"No, sonny, that he won't," said she with a determined glint of her eyes and a twitching of the corners of her mouth, "for I won't let him; but he does suffer anguish!"
"Oh, tell me, mamma, what misfortune has befallen us," I cried.
"It is very sad," said mother. "Your father, who is the finest speaker in the country, has been commanded by a worshipful senate and most honorable civic corporation of the Free City of Hamburg to appear before the visiting king in full dress, and officiate as orator of the day at a reception to be tendered his majesty by our city"—here mother broke down completely, overwhelmed by grief and wept copiously into her handkerchief.
"Oh, oh," I wailed, "do say it, mamma!"
"And—and your father has no coat!" she sobbed. "Poor man, he fears disgrace and dreads the loss of preferment and of a royal decoration, perhaps. He will have to feign sickness as an excuse for his absence; but I hope he realizes now how degraded and unhappy I must feel with my last year's gowns and made-over millinery—and your poor sister's ancient bonnets, I dare not look at them any longer!"
"But papa has a coat," I said, "a royal Prince Albert!"
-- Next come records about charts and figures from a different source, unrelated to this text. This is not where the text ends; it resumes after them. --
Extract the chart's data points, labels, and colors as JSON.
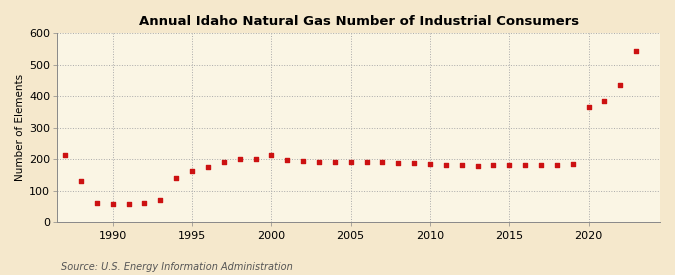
{
  "title": "Annual Idaho Natural Gas Number of Industrial Consumers",
  "ylabel": "Number of Elements",
  "source": "Source: U.S. Energy Information Administration",
  "background_color": "#f5e8cc",
  "plot_background_color": "#faf5e4",
  "marker_color": "#cc1111",
  "years": [
    1987,
    1988,
    1989,
    1990,
    1991,
    1992,
    1993,
    1994,
    1995,
    1996,
    1997,
    1998,
    1999,
    2000,
    2001,
    2002,
    2003,
    2004,
    2005,
    2006,
    2007,
    2008,
    2009,
    2010,
    2011,
    2012,
    2013,
    2014,
    2015,
    2016,
    2017,
    2018,
    2019,
    2020,
    2021,
    2022,
    2023
  ],
  "values": [
    213,
    130,
    63,
    60,
    60,
    62,
    70,
    140,
    163,
    175,
    193,
    200,
    200,
    213,
    197,
    195,
    193,
    193,
    192,
    193,
    192,
    190,
    188,
    185,
    183,
    182,
    180,
    182,
    183,
    181,
    183,
    182,
    185,
    366,
    384,
    437,
    545
  ],
  "ylim": [
    0,
    600
  ],
  "yticks": [
    0,
    100,
    200,
    300,
    400,
    500,
    600
  ],
  "xlim": [
    1986.5,
    2024.5
  ],
  "xticks": [
    1990,
    1995,
    2000,
    2005,
    2010,
    2015,
    2020
  ]
}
"True," answered mother, "but it has no swallow's tails!"
"A Prince Albert has no swallow-tails?" I gasped wonderingly; "but it has great, long tails, surely!"
"Oh, now I see," an idea flashing through my mind; "it has cock-tails, has it, mamma, and it can't swallow them, can it, mamma?"
"Oh my, oh my!" screamed mother, "you are the funniest little chap to ask me questions. Go, ask pussy!"